Gosto sempre de ressaltar que
considero notável como a Marvel Studios, com todas as críticas que seus filmes podem
receber, consegue ao menos manter uma coesão no tom de seu universo
cinematográfico. Doutor Estranho não
é diferente, só que desta vez, é exatamente isso que o impede de sair do muito
bom, para o admirável. Frente às possibilidades excitantes que a história
oferece, não deixa de ser um pouco frustrante que o roteiro jamais abandone os
arcos batidos com que lida – apesar de esses se apresentarem bem executados e
sólidos. Isso porque, mesmo que a favor de uma trama clichê, os méritos
técnicos e criativos da produção a engrandecem, não deixando também de serem bastante
inventivos na ação, o que torna tudo mais divertido.
Depois de sofrer um acidente que
o deixa com sequelas permanentes nas mãos, o famoso e arrogante cirurgião Stephen
Strange (Benedict Cumberbatch), busca uma cura misteriosa através de um grupo
secreto com habilidades místicas. Orientado pela Anciã (Tilda Swinton, vivendo uma figura que aparentemente não poderia ter sido interpretada por ninguém mais), e
amparado por Mordo (Chiwetel Ejiofor), o Doutor Strange aprende a manipular as
energias que existem entre as dimensões e, com isso, surge um dilema: ele vai
usar isso para si mesmo, ou para combater em prol de causas muito maiores que o
seu ego? Enquanto isso, Kaecilius (Madds Mikkelsen), um antigo aprendiz da
seita que se virou para o mal, tenta abrir um portal entre as dimensões para
deixar passar uma entidade devoradora de mundos.

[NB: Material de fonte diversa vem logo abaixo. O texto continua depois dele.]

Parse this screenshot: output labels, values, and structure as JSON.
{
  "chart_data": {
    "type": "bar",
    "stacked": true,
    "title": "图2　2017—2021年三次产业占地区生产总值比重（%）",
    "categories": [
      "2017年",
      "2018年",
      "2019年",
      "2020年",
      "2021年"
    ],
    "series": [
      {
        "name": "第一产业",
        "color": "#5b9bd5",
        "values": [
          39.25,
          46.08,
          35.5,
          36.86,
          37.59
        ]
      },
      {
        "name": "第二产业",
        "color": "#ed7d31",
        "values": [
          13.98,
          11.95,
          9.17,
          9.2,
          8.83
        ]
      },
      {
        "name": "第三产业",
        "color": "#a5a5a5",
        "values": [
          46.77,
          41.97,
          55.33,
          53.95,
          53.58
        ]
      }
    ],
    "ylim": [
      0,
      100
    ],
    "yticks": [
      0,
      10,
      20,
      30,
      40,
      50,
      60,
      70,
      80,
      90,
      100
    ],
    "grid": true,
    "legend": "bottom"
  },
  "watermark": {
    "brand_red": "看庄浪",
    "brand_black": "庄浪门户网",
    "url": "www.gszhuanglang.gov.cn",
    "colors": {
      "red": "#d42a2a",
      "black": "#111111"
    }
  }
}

Não precisa pensar muito para
entender quais vão ser as transformações que Stephen irá experimentar em sua
visão de mundo, ainda mais levando em conta que estamos lidando com um filme de
origem. Há inclusive um inevitável par romântico para o herói, na figura ao menos
bem utilizada de Rachel McAdams – e o destino e arcos percorridos pelos demais
personagens apenas confirmam a previsibilidade do roteiro, que segue passo a
passo a jornada do escritor. Com isso, Doutor
Estranho não consegue evitar de ser bastante didático – e por mais que seja
divertido descobrir aquele mundo junto com o protagonista, depois que temos as
informações, parece que aquele tempo teria sido melhor aproveitado aprofundando
as suas aplicações.
Entretanto, é de se apontar que,
apesar disso, o filme jamais soa monótono. Criando set pieces criativos que tornam divertido de se acompanhar a ação
burocrática (resumem-se a brigas e perseguições, basicamente), o diretor Scott
Derrickson merece algum reconhecimento por fazer bom uso das técnicas 3D,
sabendo utilizar a profundidade de campo completa e bastante iluminação mesmo
em cenários que deveriam ser mais escuros. O que alavanca a eficácia de
sequências que se passam em cenários em que o tempo corre ao contrário, ou em
que ele passa em câmera lenta, assim como outros em que as realidade físicas e
espaciais formam blocos flutuantes de matéria em uma orgia visual de realidades que fariam
Christopher Nolan erguer uma sobrancelha. Tudo possibilitado por efeitos
visuais de ponta que merecem aplausos especiais não só pela inventividade
daquilo que possibilitam, como pela atenção que seu design dá aos detalhes
dessas criações.
Conferindo ainda uma
personalidade diferenciada ao projeto, a trilha sonora do sempre ótimo Michael
Giacchino investe em acordes que, com pianos e cordas, sugerem que este
universo é mais peculiar (estranho) do que aqueles vistos anteriormente e
habitados pelos membros dos Vingadores. O que faz de Benedict Cumberbatch uma
boa escolha para viver o protagonista. Imponente com sua inflexão de palavras e
voz grave, o intérprete também emprega sua conhecida persona de figura
intelectual e deslocada (já vista antes em Sherlock
e O Jogo da Imitação) para completar
os atributos de Strange, que apesar de improvável, convence como um herói de
capa – literalmente, e o papel desempenhado por sua capa, além de justificar o atípico
e marcante visual do personagem, surge também como um recurso recorrente de
humor dentro da trama.
No fim, Doutor Estranho sofre realmente é de um problema recorrente na
filmografia da Marvel: a constante preocupação em preparar o próximo filme, sem
se preocupar muito em fazer deste que estamos assistindo algo realmente
memorável – como se todos os projetos solo fossem apenas prólogos de algum dos longas
que reúnem os Vingadores. Mas funciona bem o suficiente em seus méritos para
divertir, fazer rir e entreter sensorialmente seus espectadores. Mas ainda é
triste ver sendo desperdiçado tanto potencial de intelecto em um filme que
parece ansiar por abraça-lo com mais vigor.